Why is there negative group velocity in the optical mode?

[littlecalf]

The group velocity is always negative except k=0 and k=Pi/a in the
optical mode, is there a reason from the general picture of crystal
vibration? Well, it seems to me that optical mode describes the situation that different atoms in a unit cell have opposite motions.

Also, in the optical mode, the longer wavelength has the higher frequency,
which seems very weird to me.

thanks for attention

 

[Gokul43201]

The group velocity is always negative except k=0 and k=Pi/a in the
optical mode,

This is not true. For instance, it is positive in the interval (-pi/a,0) and the interval (pi/a,2pi/a)

is there a reason from the general picture of crystal
vibration?

What does make a good question, however, is :"Is there any way to intuitively explain why the group velocity of optical phonons is in the opposite direction to the phase velocity ?" To that question, I have no answer.

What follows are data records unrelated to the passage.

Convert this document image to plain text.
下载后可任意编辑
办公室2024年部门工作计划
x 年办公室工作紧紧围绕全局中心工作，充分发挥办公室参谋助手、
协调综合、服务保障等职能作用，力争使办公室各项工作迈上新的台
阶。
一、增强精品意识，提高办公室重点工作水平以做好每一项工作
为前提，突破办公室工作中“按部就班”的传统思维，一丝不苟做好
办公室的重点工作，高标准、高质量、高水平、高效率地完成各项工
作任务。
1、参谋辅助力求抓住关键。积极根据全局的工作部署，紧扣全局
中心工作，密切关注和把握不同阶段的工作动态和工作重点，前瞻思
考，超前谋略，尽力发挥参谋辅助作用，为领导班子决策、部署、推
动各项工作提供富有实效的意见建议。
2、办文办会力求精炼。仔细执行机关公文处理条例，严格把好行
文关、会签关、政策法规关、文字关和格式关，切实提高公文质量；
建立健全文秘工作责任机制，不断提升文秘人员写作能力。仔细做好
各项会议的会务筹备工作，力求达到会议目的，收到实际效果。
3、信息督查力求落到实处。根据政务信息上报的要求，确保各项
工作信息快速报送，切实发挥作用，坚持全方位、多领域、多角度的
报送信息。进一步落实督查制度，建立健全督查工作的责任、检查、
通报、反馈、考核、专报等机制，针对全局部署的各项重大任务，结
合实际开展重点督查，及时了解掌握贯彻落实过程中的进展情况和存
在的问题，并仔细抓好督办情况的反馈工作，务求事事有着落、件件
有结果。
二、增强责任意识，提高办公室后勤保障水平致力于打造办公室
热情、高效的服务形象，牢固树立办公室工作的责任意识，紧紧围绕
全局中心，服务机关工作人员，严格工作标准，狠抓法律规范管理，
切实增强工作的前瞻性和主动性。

Well, it seems to me that optical mode describes the situation that different atoms in a unit cell have opposite motions.

This is true...except at the points, k=(+/-)pi/a

Also, in the optical mode, the longer wavelength has the higher frequency,
which seems very weird to me.

This is the same as saying there is a negative group velocity over some range, and so it ties up with your first question. It would seem weird because one is used to the fact that there is a simple inverse relationship between the wavelength and the frequency of a wave in a non-dispersive medium (dictated by the frequency-independent speed of the wave in that medium). When you talk of wave propagation through a dispersive medium, the speed of the wave itself varies as a function of the frequency. So, there is no justification for holding on to the old intuition. Notice that you wouldn't have this wiedrness in a mono-atomic basis.

Furthermore, when going from the k=0 optical mode to the k=pi/a optical mode, it is not unintuitive that there be a lowering in the energy required to execute that mode. In the first case, the individual displacements go like : u1/u2 = -m2/m1 (if the masses of the two basis atoms are nearly equal and so are their spacings, then this looks like a wave with effective wavelength a; ie: u1 = -u2). In the second case u2 = 0, and u1 has a wavelength of 2a, or u1(n) = -u1(n+1) [in 1d]. Again, making the masses similar, we're now comparing two cases that look like a crystal with a mono-atomic basis, and so the phonon with longer wavelength will have a lower energy.